NEW HAVEN, Conn. (WTNH)– A New Haven woman who published her own parents’ love letters, is encouraging other Black families to look into their histories.
“After my mother passed away in 2007, they were stuffed in a plastic bag in her nightstand,” said author Jill Marie Snyder.
Snyder is talking about dozens of love letters written between her parents in the late 1930s and early 1940s. She put them together in the book “Dear Mary, Dear Luther.”
“You know, every day is a holiday since the day I met you,” she read from a letter her father wrote. “Yes, indeed, Mary, you really do things to me.”
“I can’t conceive anything but planning my life for you and with you,” read a letter her mother wrote. “Since meeting you, I have derived so much pleasure at the sight of you.”
Mary and Luther spent about four years apart before getting married and moving to New Haven, just before the start of World War II.
“They found in New Haven a segregated city,” Snyder explained. “It was very difficult to find a place to live because areas where black folks could live were limited.”
Snyder will be talking about that, and the letters, in a lecture this Wednesday night. It’s being streamed by the New Haven Museum on its Facebook page since people cannot attend in person these days.

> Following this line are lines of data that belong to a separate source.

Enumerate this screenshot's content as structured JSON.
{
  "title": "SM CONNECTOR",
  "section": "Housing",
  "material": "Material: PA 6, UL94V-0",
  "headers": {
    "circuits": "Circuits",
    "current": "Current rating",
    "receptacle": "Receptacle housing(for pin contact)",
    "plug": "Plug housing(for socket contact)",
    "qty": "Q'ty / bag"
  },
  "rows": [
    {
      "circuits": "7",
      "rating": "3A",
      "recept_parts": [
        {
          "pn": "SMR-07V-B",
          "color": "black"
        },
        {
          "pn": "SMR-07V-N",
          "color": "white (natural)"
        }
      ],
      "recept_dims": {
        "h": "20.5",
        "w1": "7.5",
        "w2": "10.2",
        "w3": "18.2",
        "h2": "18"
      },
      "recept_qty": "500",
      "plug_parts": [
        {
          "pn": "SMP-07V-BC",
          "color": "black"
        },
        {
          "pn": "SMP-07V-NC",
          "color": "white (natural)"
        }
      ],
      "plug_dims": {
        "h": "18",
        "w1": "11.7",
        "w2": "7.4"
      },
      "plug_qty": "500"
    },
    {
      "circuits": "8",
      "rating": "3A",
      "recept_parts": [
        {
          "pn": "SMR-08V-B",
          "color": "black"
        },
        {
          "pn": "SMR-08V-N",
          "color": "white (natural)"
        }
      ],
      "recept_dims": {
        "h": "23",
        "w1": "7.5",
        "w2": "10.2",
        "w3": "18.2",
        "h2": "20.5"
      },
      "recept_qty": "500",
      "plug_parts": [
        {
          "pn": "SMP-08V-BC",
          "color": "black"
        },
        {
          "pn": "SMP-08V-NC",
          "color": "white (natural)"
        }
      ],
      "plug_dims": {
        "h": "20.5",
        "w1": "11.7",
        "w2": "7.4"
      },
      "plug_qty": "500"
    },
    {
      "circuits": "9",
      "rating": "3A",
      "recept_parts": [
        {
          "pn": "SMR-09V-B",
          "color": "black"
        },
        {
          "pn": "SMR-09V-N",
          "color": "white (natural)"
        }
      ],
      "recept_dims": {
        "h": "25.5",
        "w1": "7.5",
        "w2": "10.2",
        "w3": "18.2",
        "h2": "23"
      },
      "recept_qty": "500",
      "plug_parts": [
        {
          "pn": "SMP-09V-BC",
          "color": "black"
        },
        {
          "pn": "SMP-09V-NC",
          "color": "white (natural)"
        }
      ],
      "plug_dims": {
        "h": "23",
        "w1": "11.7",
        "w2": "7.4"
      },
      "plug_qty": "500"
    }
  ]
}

It’s the perfect combination of a Valentine’s week love story and Black History Month lecture, because once she started digging into her family’s past, she found proof that her great-great grandfather had been enslaved, but escaped from a plantation in Virginia.
“His obituary, which actually goes into detail about his escape and his life and his getting married and raising a family,” Snyder said. “He’s my hero now.”
By learning about their history, she says African Americans can take back their culture.
“In African culture, ancestors are revered, but they’re not revered because they simply lived and died,” said Snyder. “They’re revered because of what they did in their lifetime to make our lives better.”